The earth’s population spends more money on killing the planet than saving it, according to Carlos Manuel Rodriguez, VP for conservation policy at Conservation International.
Rodriguez, also formerly Costa Rica’s Minster of Environment and Energy, was speaking in Cape Town last week at the Cambridge Resilience Forum about how Costa Rica has been one of the most successful countries in the world in working towards a low-carbon economy using a system known as payment for ecosystem services (PES).
Rodriguez was a pioneer in Costa Rica in the development and implementation of this system, where Costa Ricans are paid for any carbon sequestration, water and biodiversity ‘services’ they provide.
“[Costa Ricans] have learned that we are unable to succeed in achieving our standards, targets and goals of social development and economic development without investing heavily in wisely using our natural resources and ecosystem,” he said.
Costa Rica is a biodiversity ‘hot spot’ where, in 1940, 75% of the country was covered in forests. This dropped to only 21% in 1987 as the financial incentives of the time were geared to changing unproductive landscapes into productive landscapes. Forests were mostly considered unproductive, resulting in deforestation. In 1991, the Costa Rican government realised that the incentives being paid were essentially bad investments and needed to be reconsidered.

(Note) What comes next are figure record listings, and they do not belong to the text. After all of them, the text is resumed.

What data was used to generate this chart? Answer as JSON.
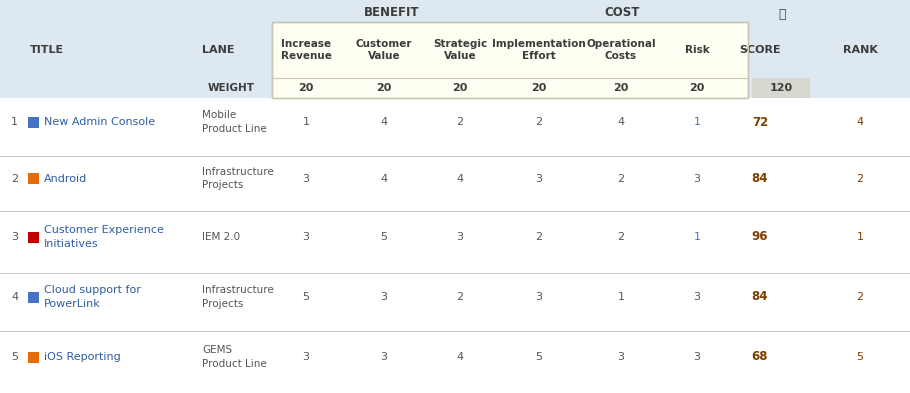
{
  "background_color": "#dde8f0",
  "header_bg": "#fffef2",
  "weight_row_bg": "#ebebd8",
  "score_col_bg": "#e0e0d8",
  "row_divider_color": "#c8c8c8",
  "box_border_color": "#c8c8b0",
  "benefit_header": "BENEFIT",
  "cost_header": "COST",
  "rows": [
    {
      "num": "1",
      "color": "#4472c4",
      "title": "New Admin Console",
      "lane": "Mobile\nProduct Line",
      "vals": [
        1,
        4,
        2,
        2,
        4,
        1
      ],
      "score": "72",
      "rank": "4"
    },
    {
      "num": "2",
      "color": "#e36c09",
      "title": "Android",
      "lane": "Infrastructure\nProjects",
      "vals": [
        3,
        4,
        4,
        3,
        2,
        3
      ],
      "score": "84",
      "rank": "2"
    },
    {
      "num": "3",
      "color": "#c00000",
      "title": "Customer Experience\nInitiatives",
      "lane": "IEM 2.0",
      "vals": [
        3,
        5,
        3,
        2,
        2,
        1
      ],
      "score": "96",
      "rank": "1"
    },
    {
      "num": "4",
      "color": "#4472c4",
      "title": "Cloud support for\nPowerLink",
      "lane": "Infrastructure\nProjects",
      "vals": [
        5,
        3,
        2,
        3,
        1,
        3
      ],
      "score": "84",
      "rank": "2"
    },
    {
      "num": "5",
      "color": "#e36c09",
      "title": "iOS Reporting",
      "lane": "GEMS\nProduct Line",
      "vals": [
        3,
        3,
        4,
        5,
        3,
        3
      ],
      "score": "68",
      "rank": "5"
    }
  ],
  "col_labels": [
    "Increase\nRevenue",
    "Customer\nValue",
    "Strategic\nValue",
    "Implementation\nEffort",
    "Operational\nCosts",
    "Risk"
  ],
  "weights": [
    "20",
    "20",
    "20",
    "20",
    "20",
    "20"
  ],
  "total_weight": "120",
  "header_text_color": "#3c3c3c",
  "title_link_color": "#2e5fa3",
  "val_color": "#555555",
  "score_color": "#7f3f00",
  "num_color": "#555555",
  "risk_highlight_color": "#4472c4"
}
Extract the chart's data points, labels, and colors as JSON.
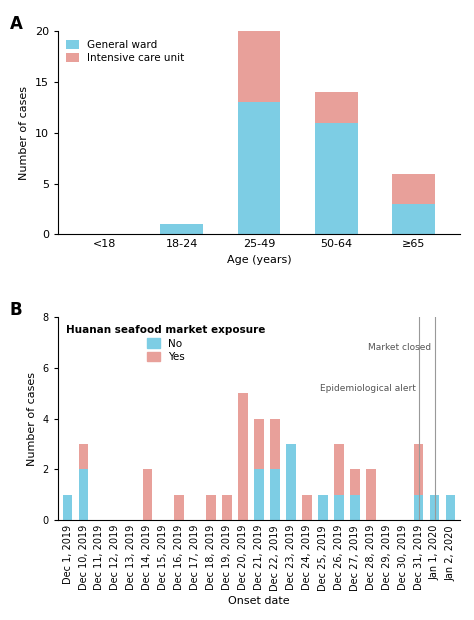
{
  "panel_a": {
    "categories": [
      "<18",
      "18-24",
      "25-49",
      "50-64",
      "≥65"
    ],
    "general_ward": [
      0,
      1,
      13,
      11,
      3
    ],
    "icu": [
      0,
      0,
      7,
      3,
      3
    ],
    "color_gw": "#7DCDE4",
    "color_icu": "#E8A09A",
    "ylabel": "Number of cases",
    "xlabel": "Age (years)",
    "ylim": [
      0,
      20
    ],
    "yticks": [
      0,
      5,
      10,
      15,
      20
    ],
    "legend_gw": "General ward",
    "legend_icu": "Intensive care unit",
    "label": "A"
  },
  "panel_b": {
    "dates": [
      "Dec 1, 2019",
      "Dec 10, 2019",
      "Dec 11, 2019",
      "Dec 12, 2019",
      "Dec 13, 2019",
      "Dec 14, 2019",
      "Dec 15, 2019",
      "Dec 16, 2019",
      "Dec 17, 2019",
      "Dec 18, 2019",
      "Dec 19, 2019",
      "Dec 20, 2019",
      "Dec 21, 2019",
      "Dec 22, 2019",
      "Dec 23, 2019",
      "Dec 24, 2019",
      "Dec 25, 2019",
      "Dec 26, 2019",
      "Dec 27, 2019",
      "Dec 28, 2019",
      "Dec 29, 2019",
      "Dec 30, 2019",
      "Dec 31, 2019",
      "Jan 1, 2020",
      "Jan 2, 2020"
    ],
    "no_exposure": [
      1,
      2,
      0,
      0,
      0,
      0,
      0,
      0,
      0,
      0,
      0,
      0,
      2,
      2,
      3,
      0,
      1,
      1,
      1,
      0,
      0,
      0,
      1,
      1,
      1
    ],
    "yes_exposure": [
      0,
      1,
      0,
      0,
      0,
      2,
      0,
      1,
      0,
      1,
      1,
      5,
      2,
      2,
      0,
      1,
      0,
      2,
      1,
      2,
      0,
      0,
      2,
      0,
      0
    ],
    "color_no": "#7DCDE4",
    "color_yes": "#E8A09A",
    "ylabel": "Number of cases",
    "xlabel": "Onset date",
    "ylim": [
      0,
      8
    ],
    "yticks": [
      0,
      2,
      4,
      6,
      8
    ],
    "legend_no": "No",
    "legend_yes": "Yes",
    "legend_title": "Huanan seafood market exposure",
    "label": "B",
    "annot_epi": "Epidemiological alert",
    "annot_market": "Market closed",
    "epi_date_idx": 22,
    "market_date_idx": 23
  }
}
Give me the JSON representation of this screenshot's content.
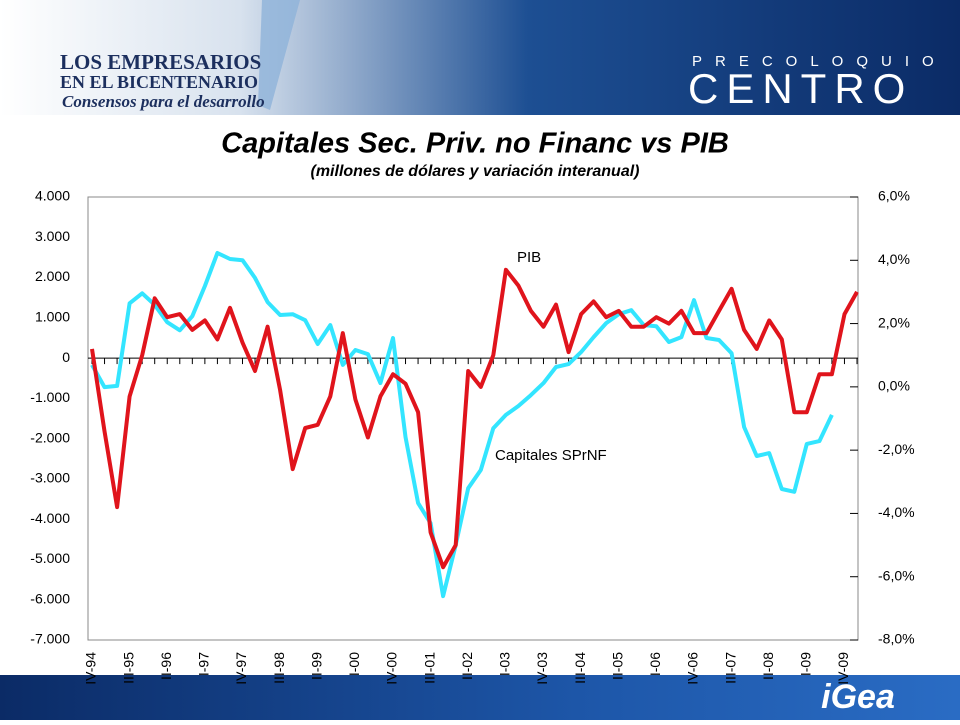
{
  "slide": {
    "brand_line1": "LOS EMPRESARIOS",
    "brand_line2": "EN EL BICENTENARIO",
    "brand_line3": "Consensos para el desarrollo",
    "event_top": "PRECOLOQUIO",
    "event_main": "CENTRO",
    "footer_logo": "iGea"
  },
  "chart_data": {
    "type": "line",
    "title": "Capitales Sec. Priv. no Financ vs PIB",
    "subtitle": "(millones de dólares y variación interanual)",
    "annotations": [
      "PIB",
      "Capitales SPrNF"
    ],
    "categories": [
      "IV-94",
      null,
      null,
      "III-95",
      null,
      null,
      "II-96",
      null,
      null,
      "I-97",
      null,
      null,
      "IV-97",
      null,
      null,
      "III-98",
      null,
      null,
      "II-99",
      null,
      null,
      "I-00",
      null,
      null,
      "IV-00",
      null,
      null,
      "III-01",
      null,
      null,
      "II-02",
      null,
      null,
      "I-03",
      null,
      null,
      "IV-03",
      null,
      null,
      "III-04",
      null,
      null,
      "II-05",
      null,
      null,
      "I-06",
      null,
      null,
      "IV-06",
      null,
      null,
      "III-07",
      null,
      null,
      "II-08",
      null,
      null,
      "I-09",
      null,
      null,
      "IV-09",
      null
    ],
    "series": [
      {
        "name": "Capitales SPrNF",
        "color": "#33e5ff",
        "axis": "y",
        "values": [
          -170,
          -720,
          -690,
          1360,
          1610,
          1320,
          890,
          690,
          1040,
          1790,
          2610,
          2460,
          2430,
          1990,
          1390,
          1070,
          1090,
          940,
          350,
          820,
          -170,
          200,
          100,
          -620,
          500,
          -1960,
          -3600,
          -4100,
          -5910,
          -4640,
          -3230,
          -2780,
          -1740,
          -1410,
          -1190,
          -920,
          -620,
          -220,
          -150,
          150,
          520,
          870,
          1090,
          1190,
          820,
          790,
          400,
          520,
          1440,
          500,
          450,
          120,
          -1710,
          -2430,
          -2360,
          -3250,
          -3320,
          -2130,
          -2060,
          -1410,
          null,
          null
        ]
      },
      {
        "name": "PIB",
        "color": "#e0141c",
        "axis": "y2",
        "values": [
          1.2,
          -1.4,
          -3.8,
          -0.3,
          1.0,
          2.8,
          2.2,
          2.3,
          1.8,
          2.1,
          1.5,
          2.5,
          1.4,
          0.5,
          1.9,
          -0.1,
          -2.6,
          -1.3,
          -1.2,
          -0.3,
          1.7,
          -0.4,
          -1.6,
          -0.3,
          0.4,
          0.1,
          -0.8,
          -4.6,
          -5.7,
          -5.0,
          0.5,
          0.0,
          1.0,
          3.7,
          3.2,
          2.4,
          1.9,
          2.6,
          1.1,
          2.3,
          2.7,
          2.2,
          2.4,
          1.9,
          1.9,
          2.2,
          2.0,
          2.4,
          1.7,
          1.7,
          2.4,
          3.1,
          1.8,
          1.2,
          2.1,
          1.5,
          -0.8,
          -0.8,
          0.4,
          0.4,
          2.3,
          3.0
        ]
      }
    ],
    "ylim": [
      -7000,
      4000
    ],
    "yticks": [
      {
        "value": 4000,
        "label": "4.000"
      },
      {
        "value": 3000,
        "label": "3.000"
      },
      {
        "value": 2000,
        "label": "2.000"
      },
      {
        "value": 1000,
        "label": "1.000"
      },
      0,
      {
        "value": -1000,
        "label": "-1.000"
      },
      {
        "value": -2000,
        "label": "-2.000"
      },
      {
        "value": -3000,
        "label": "-3.000"
      },
      {
        "value": -4000,
        "label": "-4.000"
      },
      {
        "value": -5000,
        "label": "-5.000"
      },
      {
        "value": -6000,
        "label": "-6.000"
      },
      {
        "value": -7000,
        "label": "-7.000"
      }
    ],
    "y2lim": [
      -8,
      6
    ],
    "y2ticks": [
      {
        "value": 6,
        "label": "6,0%"
      },
      {
        "value": 4,
        "label": "4,0%"
      },
      {
        "value": 2,
        "label": "2,0%"
      },
      {
        "value": 0,
        "label": "0,0%"
      },
      {
        "value": -2,
        "label": "-2,0%"
      },
      {
        "value": -4,
        "label": "-4,0%"
      },
      {
        "value": -6,
        "label": "-6,0%"
      },
      {
        "value": -8,
        "label": "-8,0%"
      }
    ],
    "legend": false,
    "grid": false
  }
}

In the early 1990s, Costa Rica subsequently analysed the benefits from healthy ecosystems. The analysis resulted in a policy which identified that owners of forests were supplying environmental services to the country in the form of carbon sequestration and so could be paid for those services. The intention was that this would encourage further reforestation by other landowners.

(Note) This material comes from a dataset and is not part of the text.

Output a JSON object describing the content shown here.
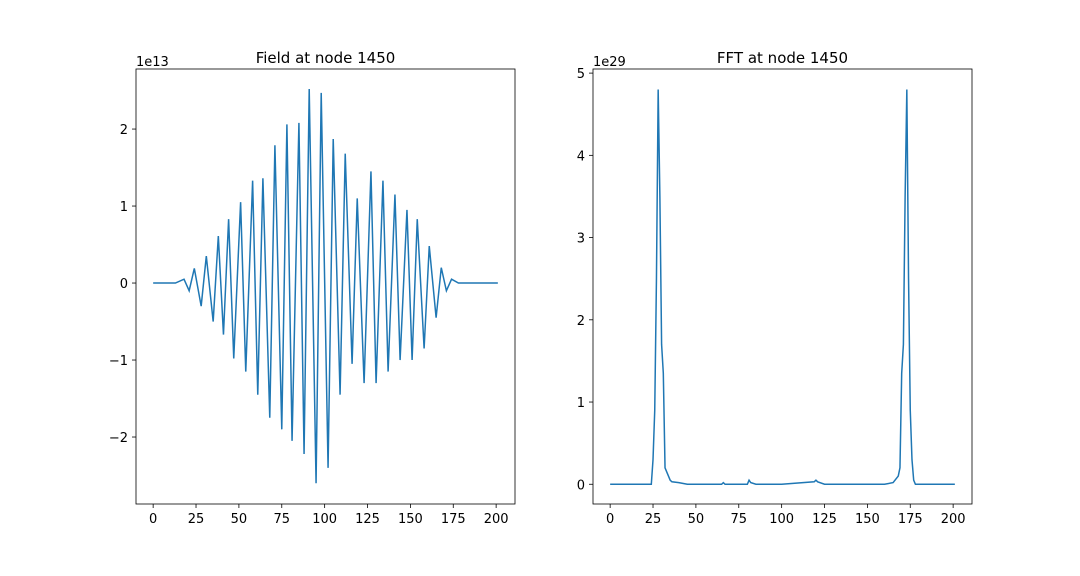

Environmental ServicesVehicles such as carbon taxes were implemented, which then created the income that could be paid to the providers of the environmental services.
The PES system was dramatically successful and payment for carbon sequestration services resulted in the restoration of a significant number of forests and, by 2005, the forest-covered area of the country increased to 52%. PES meant it had become profitable for landowners to reforest.

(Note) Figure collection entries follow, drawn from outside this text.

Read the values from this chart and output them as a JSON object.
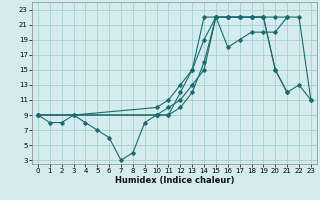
{
  "xlabel": "Humidex (Indice chaleur)",
  "bg_color": "#d4ecee",
  "grid_color": "#a0c8cc",
  "line_color": "#1a6b6b",
  "xlim": [
    -0.5,
    23.5
  ],
  "ylim": [
    2.5,
    24
  ],
  "xticks": [
    0,
    1,
    2,
    3,
    4,
    5,
    6,
    7,
    8,
    9,
    10,
    11,
    12,
    13,
    14,
    15,
    16,
    17,
    18,
    19,
    20,
    21,
    22,
    23
  ],
  "yticks": [
    3,
    5,
    7,
    9,
    11,
    13,
    15,
    17,
    19,
    21,
    23
  ],
  "series": [
    {
      "x": [
        0,
        1,
        2,
        3,
        4,
        5,
        6,
        7,
        8,
        9,
        10,
        11,
        12,
        13,
        14,
        15,
        16,
        17,
        18,
        19,
        20,
        21
      ],
      "y": [
        9,
        8,
        8,
        9,
        8,
        7,
        6,
        3,
        4,
        8,
        9,
        9,
        12,
        15,
        22,
        22,
        22,
        22,
        22,
        22,
        15,
        12
      ]
    },
    {
      "x": [
        0,
        10,
        11,
        12,
        13,
        14,
        15,
        16,
        17,
        18,
        19,
        20,
        21,
        22,
        23
      ],
      "y": [
        9,
        9,
        10,
        11,
        13,
        15,
        22,
        22,
        22,
        22,
        22,
        15,
        12,
        13,
        11
      ]
    },
    {
      "x": [
        0,
        3,
        10,
        11,
        12,
        13,
        14,
        15,
        16,
        17,
        18,
        19,
        20,
        21
      ],
      "y": [
        9,
        9,
        10,
        11,
        13,
        15,
        19,
        22,
        18,
        19,
        20,
        20,
        20,
        22
      ]
    },
    {
      "x": [
        0,
        10,
        11,
        12,
        13,
        14,
        15,
        16,
        17,
        18,
        19,
        20,
        21,
        22,
        23
      ],
      "y": [
        9,
        9,
        9,
        10,
        12,
        16,
        22,
        22,
        22,
        22,
        22,
        22,
        22,
        22,
        11
      ]
    }
  ]
}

The system had other benefits which were not initially anticipated. Of the people that received payment for environmental services, 30% were considered extremely poor, said Rodriguez. Unwittingly, the Costa Rican government had designed a market instrument for forest conservation that also had a significant human benefit as a by-product. Rodriguez was able to show examples where communities had used PES funds to build homes and schools and, in doing so, uplifted themselves.
In addition to payment for carbon sequestration, the PES system now also pays for water and biodiversity services. He said that payment for water services “is an area where I see a great opportunity for South Africa”.
Commenting on South Africa’s road towards environmental sustainability, he noted other parallels with Costa Rica. “When I travel around rural South Africa, I see you have a major challenge in restoration, not just in conservation. I believe that the dimension and scale of the restoration are even bigger and more complex.”
Costa Rica should be an example for South Africa as it has shown that environmental sustainability and social development can go hand in hand. Where it was once the poorest country in the western hemisphere, it now ranks top of the ‘Happy Planet Index’, which measures the wellbeing of people in the nations of the world while taking into account their environmental impact. Costa Rica aims to be fully carbon neutral by 2021.